65W quasi-resonant GaN charger reference design

August 07, 2020 //By Nick Flaherty
65W quasi-resonant GaN charger reference design
A 58cc quasi-resonant 65W GaN charger reference design from GaN Systems has a power density of 18.5W per cubic inch.

GaN Systems has launched a reference design for a high power density 65W QR (quasi-resonant) GaN charger for the consumer electronics market, including mobile phone and laptop computer applications.

The reference design supports USB power delivery PD3.0, PPS, QC, QC4.0+ and BC1.2 and consists of an operating charger and design documentation, providing a complete and simple to implement solution that assists customers in accelerating product development, roll out, and commercialization. 

The design, based on gallium nitride (GaN) provides an output of for USB-C 5V3A, 9V3A/12V3A/15V3A/20V3.25A from a 90-265V, ~ 50/60Hz input.

The 58cc design has a power density of 18.5 W/in3 and includes OVP, OCP, SCP and open loop protection.

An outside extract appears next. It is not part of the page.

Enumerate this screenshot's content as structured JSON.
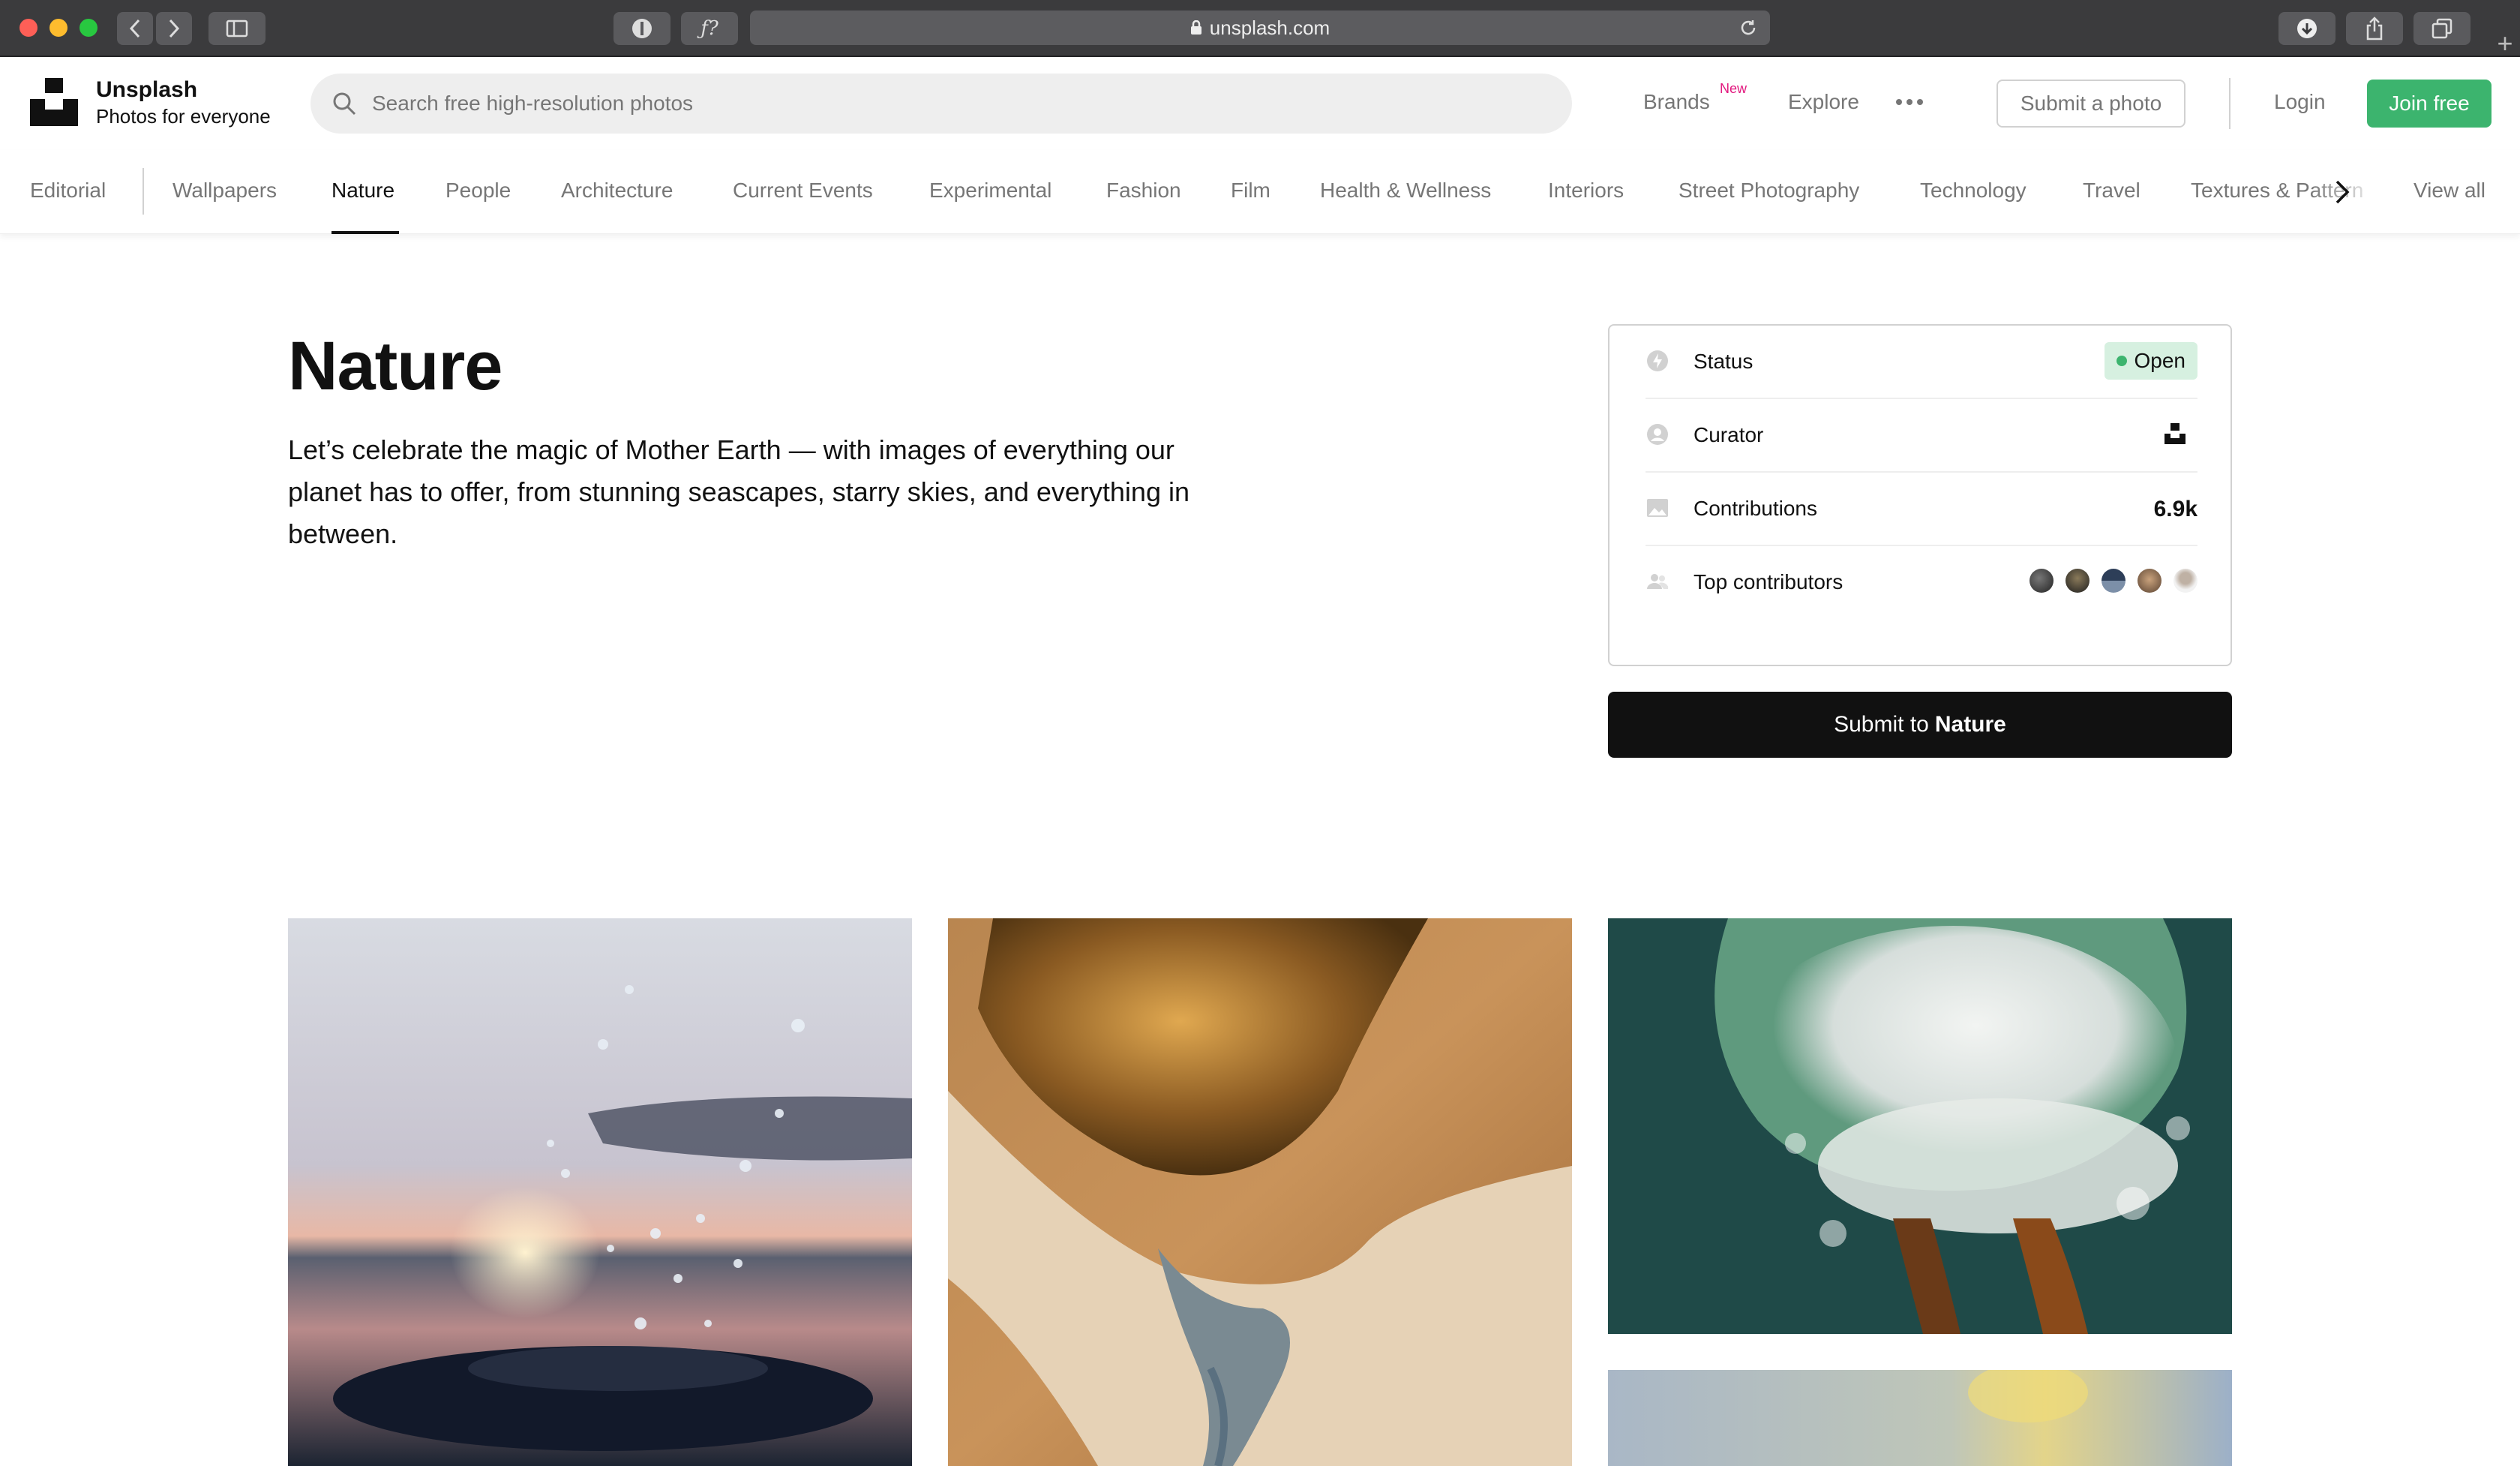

It uses the GS-065-011-1-L 650V 150mΩ GaN transistor

The Quasi-resonant design with synchronous rectification is a Discontinuous Current Mode (DCM) flyback topology with a valley switching turn-on to minimize the switching turn-on loss. It is also known as a variable frequency Flyback and is largely used in low power switch mode power supply SMPS applications such as charger, adapter and auxiliary supply.

This has the advantage of lower turn-on loss in the valley, so the losses due to the discharging of parasitic capacitor are significantly reduced. This makes the QR design efficiency higher especially high line input compare to a conventional fixed frequency flyback. There also less conducted EMI as the ripple voltage appearing across the bulk capacitor, means the switching frequency of QR Flyback is modulated at twice the mains frequency. This causes the spectrum to be spread over the wide frequency band rather than a single fixed frequency.

All of this leads to lower system cost with only one high voltage transistor on the primary side which reduces drive and transistor compared to other topologies such as LLC or Active Clamp Forward (ACF). However, it is still effectively a DCM flyback converter, so peak and RMS current remains higher compared to Continuous Current Mode (CCM) design.